Peine perdue. Le départ des observateurs américains, puis de la délégation israélienne a consacré la rupture le 3 septembre. Les représentants des organisations arabes et musulmanes ont aussitôt crié victoire et bruyamment manifesté leur satisfaction devant le centre de conférences. Tel n’était pas le sentiment des hôtes sud-africains ni des responsables de l’ONU, ainsi confrontés au scénario qu’ils redoutaient le plus. La plupart des participants africains se plaignaient de la place prise – « usurpée », n’hésitaient pas à dire certains – par le Proche-Orient au détriment de tout le reste du monde.
(...)
Dès lors, d’épineuses tractations se sont poursuivies jours et nuits dans une atmosphère de plus en plus crispée dans l’espoir de sauver sinon la conférence, du moins les apparences. La perspective d’un fiasco retentissant a expliqué le report de la clôture officielle de la rencontre d’une demi-journée, sans pour autant suffire à trancher les nœuds gordiens que toutes les réunions préparatoires s’étaient avérées incapables de contourner. Personne ne souhaitait assumer ouvertement la responsabilité d’infliger l’affront d’un échec à l’Afrique du Sud, si bien qu’un compromis conclu sur la base du plus petit dénominateur commun a fini par se dégager à l’arraché, sauvant peut-être l’honneur, mais certainement pas la crédibilité du haut commissariat aux droits de l’homme et n’ajoutant rien à la cause de la lutte contre le racisme. La conférence de Durban a tout de même réussi à faire l’économie d’une controverse en laissant soigneusement de côté la question des religions et du racisme, ou du rôle des religions dans la propagation de l’intolérance…
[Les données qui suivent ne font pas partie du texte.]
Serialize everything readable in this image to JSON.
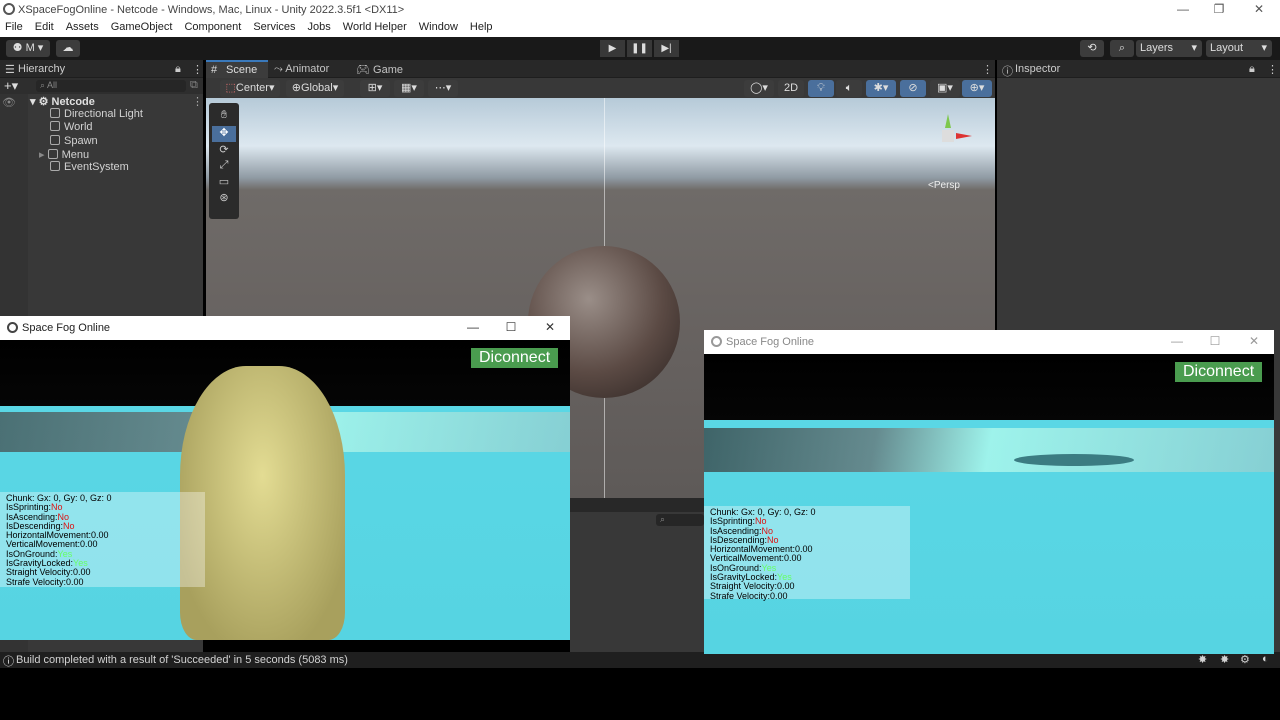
{
  "window": {
    "title": "XSpaceFogOnline - Netcode - Windows, Mac, Linux - Unity 2022.3.5f1 <DX11>"
  },
  "menu": [
    "File",
    "Edit",
    "Assets",
    "GameObject",
    "Component",
    "Services",
    "Jobs",
    "World Helper",
    "Window",
    "Help"
  ],
  "toolbar": {
    "account": "M",
    "layers": "Layers",
    "layout": "Layout"
  },
  "hierarchy": {
    "tab": "Hierarchy",
    "search_placeholder": "All",
    "root": "Netcode",
    "items": [
      "Directional Light",
      "World",
      "Spawn",
      "Menu",
      "EventSystem"
    ]
  },
  "scene": {
    "tabs": [
      "Scene",
      "Animator",
      "Game"
    ],
    "pivot": "Center",
    "space": "Global",
    "mode_2d": "2D",
    "persp": "<Persp"
  },
  "inspector": {
    "tab": "Inspector"
  },
  "status": {
    "message": "Build completed with a result of 'Succeeded' in 5 seconds (5083 ms)"
  },
  "game_window_left": {
    "title": "Space Fog Online",
    "button": "Diconnect",
    "debug": {
      "chunk": "Chunk: Gx: 0, Gy: 0, Gz: 0",
      "sprinting_label": "IsSprinting:",
      "sprinting": "No",
      "ascending_label": "IsAscending:",
      "ascending": "No",
      "descending_label": "IsDescending:",
      "descending": "No",
      "hmove": "HorizontalMovement:0.00",
      "vmove": "VerticalMovement:0.00",
      "ground_label": "IsOnGround:",
      "ground": "Yes",
      "gravity_label": "IsGravityLocked:",
      "gravity": "Yes",
      "straight": "Straight Velocity:0.00",
      "strafe": "Strafe Velocity:0.00"
    }
  },
  "game_window_right": {
    "title": "Space Fog Online",
    "button": "Diconnect",
    "debug": {
      "chunk": "Chunk: Gx: 0, Gy: 0, Gz: 0",
      "sprinting_label": "IsSprinting:",
      "sprinting": "No",
      "ascending_label": "IsAscending:",
      "ascending": "No",
      "descending_label": "IsDescending:",
      "descending": "No",
      "hmove": "HorizontalMovement:0.00",
      "vmove": "VerticalMovement:0.00",
      "ground_label": "IsOnGround:",
      "ground": "Yes",
      "gravity_label": "IsGravityLocked:",
      "gravity": "Yes",
      "straight": "Straight Velocity:0.00",
      "strafe": "Strafe Velocity:0.00"
    }
  }
}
Que restera-t-il de cette conférence pavée de bonnes intentions? Son échec, patent à l'issue d'une semaine de débats marqués par le tumulte de contradictions bruyamment exprimées et une virulente polémique sur les mots, a été brutalement masqué par les événements du 11 septembre à New York. Le fiasco n'en demeure pas moins flagrant en dépit des grandes professions de foi et des envolées lyriques tandis que le constat s’impose, abrupt: le racisme est bien vivant et l’on serait presque enclin à dire qu’il a encore de beaux jours  devant lui, tant la seule évocation de ce fléau fait rejaillir des torrents de haine, parfois même savamment distillée par ceux qui prétendent le combattre. D’ailleurs, il aura fallu attendre les premiers jours de l'an 2002 pour disposer des documents finals adoptés à la sauvette lors d'une demi-journée de prolongation. Et encore: les contestations se sont tellement amplifiées dans les coulisses que l'assemblée générale des Nations unies qui devait théoriquement en prendre connaissance et les avaliser lors de sa session annuelle de 2001 a dû en ajourner l'examen à sa réunion suivante.